With Bitcoin being tied to individual retirement accounts, it creates potential benefits that were never relevant before. Placing Bitcoin in retirement accounts opens up the opportunity to “tax deferral,” meaning taxes wouldn’t be owed until you actually take the money out of the account. Returns through “tax deferral” simply means an investor can buy/sell/hold as much as they want in retirement accounts and not be liable for taxes until they take the money out in the future. This is substantially different from placing trades on Coinbase, where virtually every transaction can be a taxable event. It’s important to speak with a tax advisor to make sure you’re eligible and fully understand how individual retirement accounts work!

In addition, it’s important to understand other pros and cons of “bitcoin retirement accounts.” 

Pros: Potential tax benefits ( mentioned above ) , diversification, and growing use cases on a global scale.

Cons: Bitcoin volatility, potential fees for platforms to custody Bitcoin, little underlying value metrics, and impossible to determine its future fate.

How Companies Like Kingdom Can Spark Adoption 

Among the institutional space, we’ve seen continued interest in digital assets over the last year. As it was recently reported by Visionary Financial, Grayscale Investments ( largest asset manager in digital assets ) is seeing record inflow from various hedge funds. More and more institutional investors are diversifying in digital assets during market uncertainties and potential inflationary pressures. The institutional space in digital assets is getting stronger each year in terms of products and services. This is ultimately creating more comfort for high net worth investors, which is increasing demand. On the flip side, it’s the retail space that holds much more potential based on investor volumes.

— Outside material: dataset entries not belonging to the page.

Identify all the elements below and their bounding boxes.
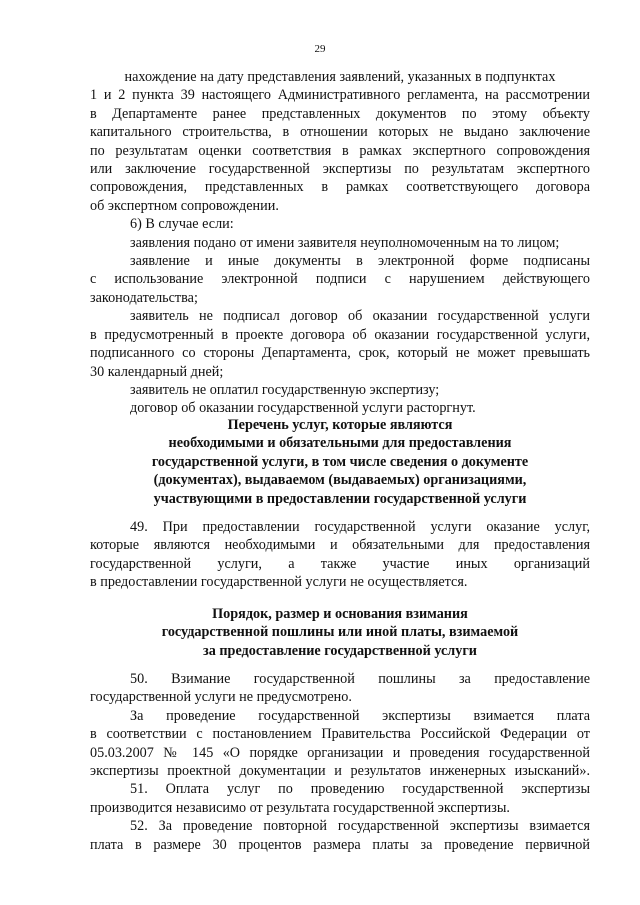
text-line: заявитель не подписал договор об оказании государственной услуги xyxy=(130,308,590,325)
section-heading-related-services xyxy=(90,416,590,508)
paragraph-block-grounds-for-refusal xyxy=(90,68,590,418)
text-line: 05.03.2007 № 145 «О порядке организации и проведения государственной xyxy=(90,744,590,761)
paragraph-block-items-50-52 xyxy=(90,670,590,854)
heading-line: необходимыми и обязательными для предоставления xyxy=(168,435,512,452)
page-number: 29 xyxy=(314,43,326,55)
heading-line: государственной пошлины или иной платы, взимаемой xyxy=(161,624,519,641)
text-line: экспертизы проектной документации и результатов инженерных изысканий». xyxy=(90,763,590,780)
text-line: которые являются необходимыми и обязательными для предоставления xyxy=(90,537,590,554)
text-line: государственной услуги, а также участие иных организаций xyxy=(90,555,590,572)
heading-line: участвующими в предоставлении государственной услуги xyxy=(153,490,527,507)
text-line: 52. За проведение повторной государственной экспертизы взимается xyxy=(130,818,590,835)
text-line: 50. Взимание государственной пошлины за предоставление xyxy=(130,671,590,687)
text-line: 51. Оплата услуг по проведению государственной экспертизы xyxy=(130,781,590,798)
text-line: За проведение государственной экспертизы взимается плата xyxy=(130,707,590,724)
text-line: 1 и 2 пункта 39 настоящего Административного регламента, на рассмотрении xyxy=(90,87,590,104)
heading-line: государственной услуги, в том числе сведения о документе xyxy=(151,453,529,470)
text-line: производится независимо от результата государственной экспертизы. xyxy=(90,799,510,816)
text-line: государственной услуги не предусмотрено. xyxy=(90,689,352,706)
text-line: по результатам оценки соответствия в рамках экспертного сопровождения xyxy=(90,142,590,159)
text-line: законодательства; xyxy=(90,289,198,306)
text-line: 30 календарный дней; xyxy=(90,363,224,380)
heading-line: за предоставление государственной услуги xyxy=(203,642,477,659)
text-line: или заключение государственной экспертизы по результатам экспертного xyxy=(90,161,590,178)
text-line: 49. При предоставлении государственной услуги оказание услуг, xyxy=(130,519,590,535)
text-line: заявления подано от имени заявителя неуполномоченным на то лицом; xyxy=(130,234,560,251)
section-heading-fees xyxy=(90,605,590,660)
text-line: заявитель не оплатил государственную экспертизу; xyxy=(130,381,440,398)
text-line: нахождение на дату представления заявлений, указанных в подпунктах xyxy=(124,69,556,85)
text-line: об экспертном сопровождении. xyxy=(90,197,279,214)
text-line: 6) В случае если: xyxy=(130,216,234,233)
heading-line: (документах), выдаваемом (выдаваемых) организациями, xyxy=(153,472,527,489)
text-line: в соответствии с постановлением Правительства Российской Федерации от xyxy=(90,726,590,743)
text-line: капитального строительства, в отношении которых не выдано заключение xyxy=(90,124,590,141)
text-line: заявление и иные документы в электронной форме подписаны xyxy=(130,253,590,270)
text-line: подписанного со стороны Департамента, срок, который не может превышать xyxy=(90,345,590,362)
text-line: сопровождения, представленных в рамках соответствующего договора xyxy=(90,179,590,196)
text-line: плата в размере 30 процентов размера платы за проведение первичной xyxy=(90,836,590,853)
heading-line: Перечень услуг, которые являются xyxy=(227,417,453,433)
text-line: в Департаменте ранее представленных документов по этому объекту xyxy=(90,105,590,122)
text-line: в предусмотренный в проекте договора об оказании государственной услуги, xyxy=(90,326,590,343)
paragraph-block-item-49 xyxy=(90,518,590,592)
text-line: в предоставлении государственной услуги не осуществляется. xyxy=(90,574,468,591)
text-line: с использование электронной подписи с нарушением действующего xyxy=(90,271,590,288)
text-line: договор об оказании государственной услуги расторгнут. xyxy=(130,400,476,417)
heading-line: Порядок, размер и основания взимания xyxy=(212,606,468,622)
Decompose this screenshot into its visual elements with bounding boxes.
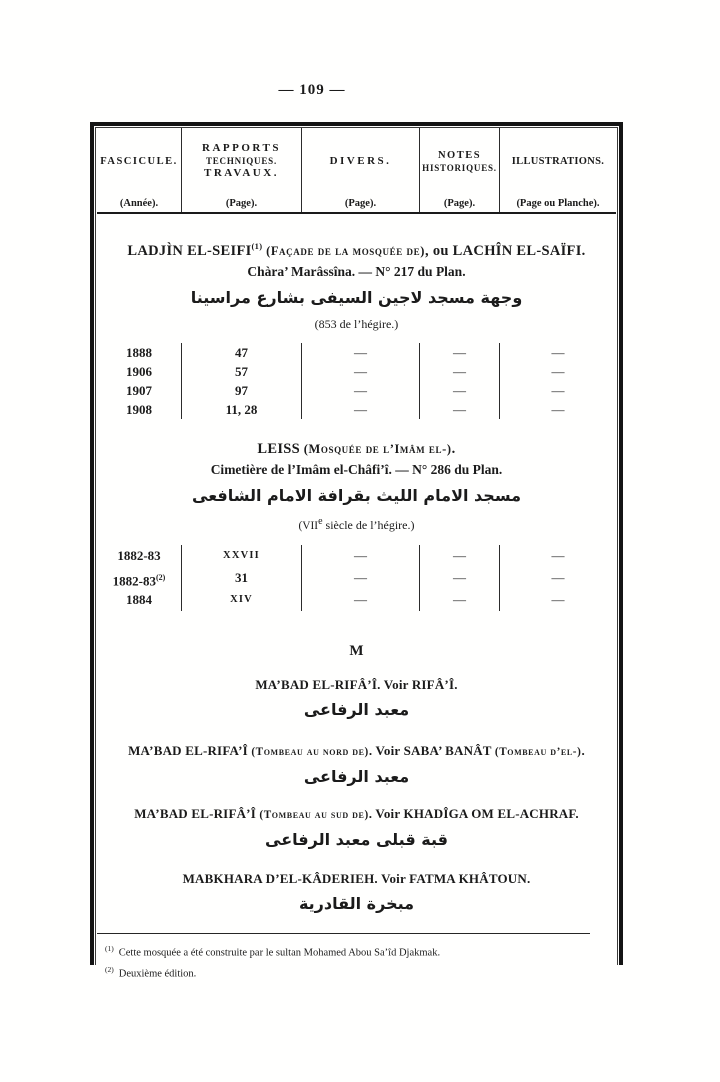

Companies like Kingdom Trust can fuel retail adoption. As mentioned earlier, the financial industry is placing a lot of value on passive investing. This strategy has equated to more people managing their own assets through “self-managed” products. Kingdom Trust is giving investors the opportunity to rollover retirement assets which can be important for mass adoption. Unlike traditional Wall Street firms today, investors can’t collectively commingle their Bitcoin with traditional assets. This results in less motivation to diversify in the alternative assets like Bitcoin. If firms like Kingdom Trust really push the narrative of having your “Bitcoin and traditional assets” under one roof, then they have the potential to revolutionize the way people invest in Bitcoin. Retail investors in particular value efficiency when it comes to their investments. They want to log into their investment accounts and see what’s going on holistically. In the current environment, it makes it extremely difficult to incorporate Bitcoin into an investment mix since most firms won’t “custody” it for retail investors. Kingdom Trust is simply changing the narrative, and making it easier to manage retirement assets under one roof.

Retail Investors Already Showing Demand 

Visionary Financial also pointed out in a recent report that the millennial generation is a group of retail investors that are interested in Bitcoin. Studies by Charles Schwab show that millennials have more interest in Bitcoin than other stocks like Disney, Microsoft, and Netflix. Opposed to buying Bitcoin directly, millennials are forced to purchase Bitcoin products in their traditional 401Ks. Despite this being a positive alternative, many investors would argue that they’d prefer to purchase Bitcoin directly. As mentioned earlier, companies like Kingdom Trust are interconnecting with cryptocurrency exchanges like Kraken to make this happen.